The other option was to uproot them from their homes and evacuate them to safer areas. During Masher/White Wing, the 1st Cavalry Division processed over twenty-seven thousand refugees. In the An Lao Valley alone, the Americans evacuated, at the locals’ request, about forty-five hundred of eight thousand people who lived in the area. Civil affairs officers tried hard to dispense food, water, and medical care to the refugees of Binh Dinh, but, in reality and of necessity, most of the divisional effort went into operations. South Vietnamese officials proved unable to fill the void.

For the unfortunate refugees, the experience was frightening, bewildering, and sometimes cruel. They were uprooted from the only homes they had ever known, where their ancestors were buried, where they generally had lived in some semblance of peace as small farmers. At times, their property was destroyed or damaged by vehicles, soldiers, or the fighting itself. John Laurence, a CBS news correspondent, remembered encountering an anguished group of about one hundred refugees at the edge of one village during the height of the fighting. “Their faces were twisted in contortions of grief, their mouths open, long strands of saliva spilling on the soil. Their noses dripped. Tears ran down their cheeks.” Artillery boomed nearby, and the sound of the guns only added to their misery. “They shrieked and sobbed and wailed with choking throats and fluttering lungs, one after another.”

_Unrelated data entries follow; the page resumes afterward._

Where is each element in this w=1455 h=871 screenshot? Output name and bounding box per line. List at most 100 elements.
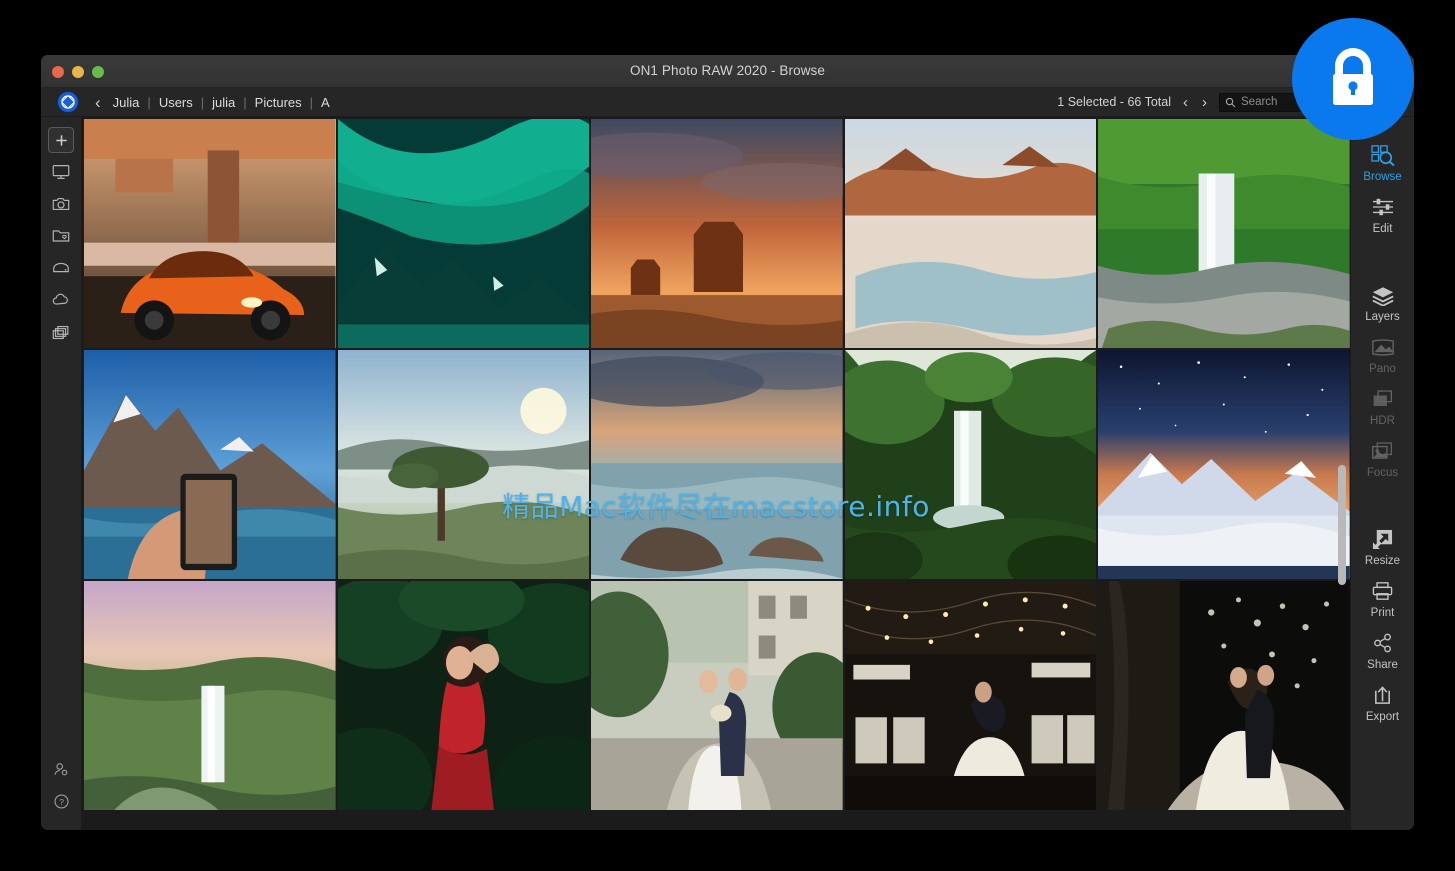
module-pano[interactable]: Pano [1353, 335, 1413, 375]
breadcrumb-item-0[interactable]: Julia [113, 95, 148, 110]
module-rail: Browse Edit Layers Pano HDR Focus Resize… [1350, 117, 1414, 830]
thumbnail-cell-2[interactable] [591, 119, 843, 348]
coastal-rocks-long-exposure [591, 350, 843, 579]
module-label: Edit [1372, 223, 1393, 235]
this-computer-button[interactable] [48, 159, 74, 185]
hdr-stack-icon [1371, 387, 1394, 411]
lock-icon [1333, 48, 1373, 105]
thumbnail-cell-6[interactable] [337, 350, 590, 579]
breadcrumb-item-1[interactable]: Users [151, 95, 201, 110]
thumbnail-cell-11[interactable] [337, 581, 590, 810]
green-aurora-over-mountains [337, 119, 590, 348]
grid-scrollbar[interactable] [1338, 465, 1346, 585]
app-window: ON1 Photo RAW 2020 - Browse ‹ Julia | Us… [41, 55, 1414, 830]
cloud-icon [52, 293, 68, 305]
couple-embracing-by-rock-wall [1098, 581, 1350, 810]
next-photo-button[interactable]: › [1200, 94, 1209, 111]
module-label: HDR [1370, 415, 1395, 427]
module-layers[interactable]: Layers [1353, 283, 1413, 323]
breadcrumb-item-3[interactable]: Pictures [247, 95, 310, 110]
thumbnail-cell-5[interactable] [84, 350, 336, 579]
cloud-storage-button[interactable] [48, 287, 74, 313]
module-hdr[interactable]: HDR [1353, 387, 1413, 427]
local-drives-button[interactable] [48, 255, 74, 281]
breadcrumb-item-2[interactable]: julia [204, 95, 243, 110]
thumbnail-cell-3[interactable] [844, 119, 1097, 348]
thumbnail-cell-13[interactable] [844, 581, 1097, 810]
screenshot-root: ON1 Photo RAW 2020 - Browse ‹ Julia | Us… [0, 0, 1455, 871]
panorama-icon [1371, 335, 1395, 359]
wedding-reception-string-lights [844, 581, 1097, 810]
thumbnail-cell-4[interactable] [1098, 119, 1350, 348]
catalogs-button[interactable] [48, 319, 74, 345]
search-placeholder: Search [1241, 96, 1278, 108]
drive-icon [53, 262, 69, 273]
thumbnail-grid-area[interactable]: 精品Mac软件尽在macstore.info [82, 117, 1350, 830]
module-share[interactable]: Share [1353, 631, 1413, 671]
main-body: ? 精品Mac软件尽在macstore.info Browse Edit Lay… [41, 117, 1414, 830]
add-source-button[interactable] [48, 127, 74, 153]
orange-sports-car-under-bridge [84, 119, 336, 348]
jungle-waterfall-green-forest [844, 350, 1097, 579]
thumbnail-cell-7[interactable] [591, 350, 843, 579]
printer-icon [1371, 579, 1394, 603]
thumbnail-cell-10[interactable] [84, 581, 336, 810]
previous-photo-button[interactable]: ‹ [1181, 94, 1190, 111]
thumbnail-cell-8[interactable] [844, 350, 1097, 579]
left-source-rail: ? [41, 117, 82, 830]
breadcrumb: Julia | Users | julia | Pictures | A [113, 95, 338, 110]
thumbnail-cell-9[interactable] [1098, 350, 1350, 579]
browse-magnifier-icon [1370, 143, 1395, 167]
layers-icon [1371, 283, 1395, 307]
module-edit[interactable]: Edit [1353, 195, 1413, 235]
svg-text:?: ? [59, 796, 64, 806]
user-gear-icon [53, 762, 67, 775]
module-label: Pano [1369, 363, 1396, 375]
module-label: Share [1367, 659, 1398, 671]
plus-icon [55, 134, 67, 146]
monitor-icon [52, 165, 70, 179]
favorite-folders-button[interactable] [48, 223, 74, 249]
module-print[interactable]: Print [1353, 579, 1413, 619]
stacked-photos-icon [52, 325, 69, 340]
thumbnail-cell-12[interactable] [591, 581, 843, 810]
lone-tree-on-ridge-at-sunrise [337, 350, 590, 579]
share-nodes-icon [1372, 631, 1394, 655]
help-button[interactable]: ? [48, 788, 74, 814]
title-bar: ON1 Photo RAW 2020 - Browse [41, 55, 1414, 88]
sliders-icon [1371, 195, 1395, 219]
account-settings-button[interactable] [48, 756, 74, 782]
back-button[interactable]: ‹ [95, 94, 101, 111]
module-browse[interactable]: Browse [1353, 143, 1413, 183]
module-resize[interactable]: Resize [1353, 527, 1413, 567]
module-label: Focus [1366, 467, 1399, 479]
module-label: Layers [1365, 311, 1400, 323]
folder-heart-icon [52, 230, 70, 242]
export-upload-icon [1372, 683, 1393, 707]
import-from-camera-button[interactable] [48, 191, 74, 217]
thumbnail-cell-1[interactable] [337, 119, 590, 348]
thumbnail-cell-0[interactable] [84, 119, 336, 348]
focus-stack-icon [1371, 439, 1394, 463]
resize-arrow-icon [1371, 527, 1394, 551]
module-label: Resize [1364, 555, 1401, 567]
module-label: Print [1370, 607, 1395, 619]
skogafoss-waterfall-green-canyon [1098, 119, 1350, 348]
module-label: Browse [1363, 171, 1402, 183]
search-icon [1225, 97, 1236, 107]
window-title: ON1 Photo RAW 2020 - Browse [629, 63, 826, 78]
thumbnail-grid [82, 117, 1350, 830]
white-pocket-rock-pools [844, 119, 1097, 348]
breadcrumb-item-4[interactable]: A [313, 95, 338, 110]
selection-status: 1 Selected - 66 Total [1057, 95, 1171, 109]
module-focus[interactable]: Focus [1353, 439, 1413, 479]
starry-night-over-snowy-peaks [1098, 350, 1350, 579]
bride-and-groom-garden-path [591, 581, 843, 810]
phone-photographing-patagonia-peak [84, 350, 336, 579]
lock-badge [1292, 18, 1414, 140]
desert-butte-at-sunset [591, 119, 843, 348]
thumbnail-cell-14[interactable] [1098, 581, 1350, 810]
module-export[interactable]: Export [1353, 683, 1413, 723]
top-toolbar: ‹ Julia | Users | julia | Pictures | A 1… [41, 88, 1414, 117]
question-circle-icon: ? [53, 793, 69, 809]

Lieutenant Colonel Robert Craig, the division civil affairs officer, was trying to comfort them as best he could. Like so many other soldiers, his intentions were decent, but he knew next to nothing of the language, culture, history, and politics of Vietnam. Since there were so few interpreters in the division, he could barely communicate with the people. He gave them C rations and chocolate, but this hardly improved their mood. One of Laurence’s Vietnamese crewmen spoke to them. The people understood that the American and South Vietnamese soldiers were moving them away from their land, and they were deeply upset about it. They wondered who would tend to their crops and the graves of their ancestors. No one had an answer for them. “To take them away from their land was to take away more than their lives,” Laurence wrote. “It was to condemn their souls.”

This group ended up in a spartan camp on the fringes of nearby Hoai An, packed in with six thousand other refugees. One week after Laurence had first encountered the little group, he saw them at the camp. “About thirty people shared each room. The insides of the buildings smelled of stale food and urine and wood smoke from cooking fires. Many of the people were sick. Some had wounds from shrapnel and bullets. Children cried. The stench was so strong it stayed in our noses when we left the building.” The people were getting medical care, but they did not have enough food. By and large, they were sullen and deeply depressed.

This was the typical plight, at least in the short term, for many Masher/ White Wing refugees, and it was emblematic of two major problems with the war effort. First, commanders were primarily concerned with operations—finding main force enemy units and destroying them. They were neither trained nor equipped for relief work. “I’m a soldier and my job is to beat the enemy,” Colonel Moore told a reporter during the operation, and his colleagues would have readily agreed. They went into the operation believing that their main job was to sweep the enemy from the area, so that the Saigon government could then come back and reassume permanent control. Once they had done the hard part—fighting and dying—it was then up to someone else to take care of the population. So, in big-unit operations like Masher/ White Wing, the Army apportioned comparatively few resources to care for refugees.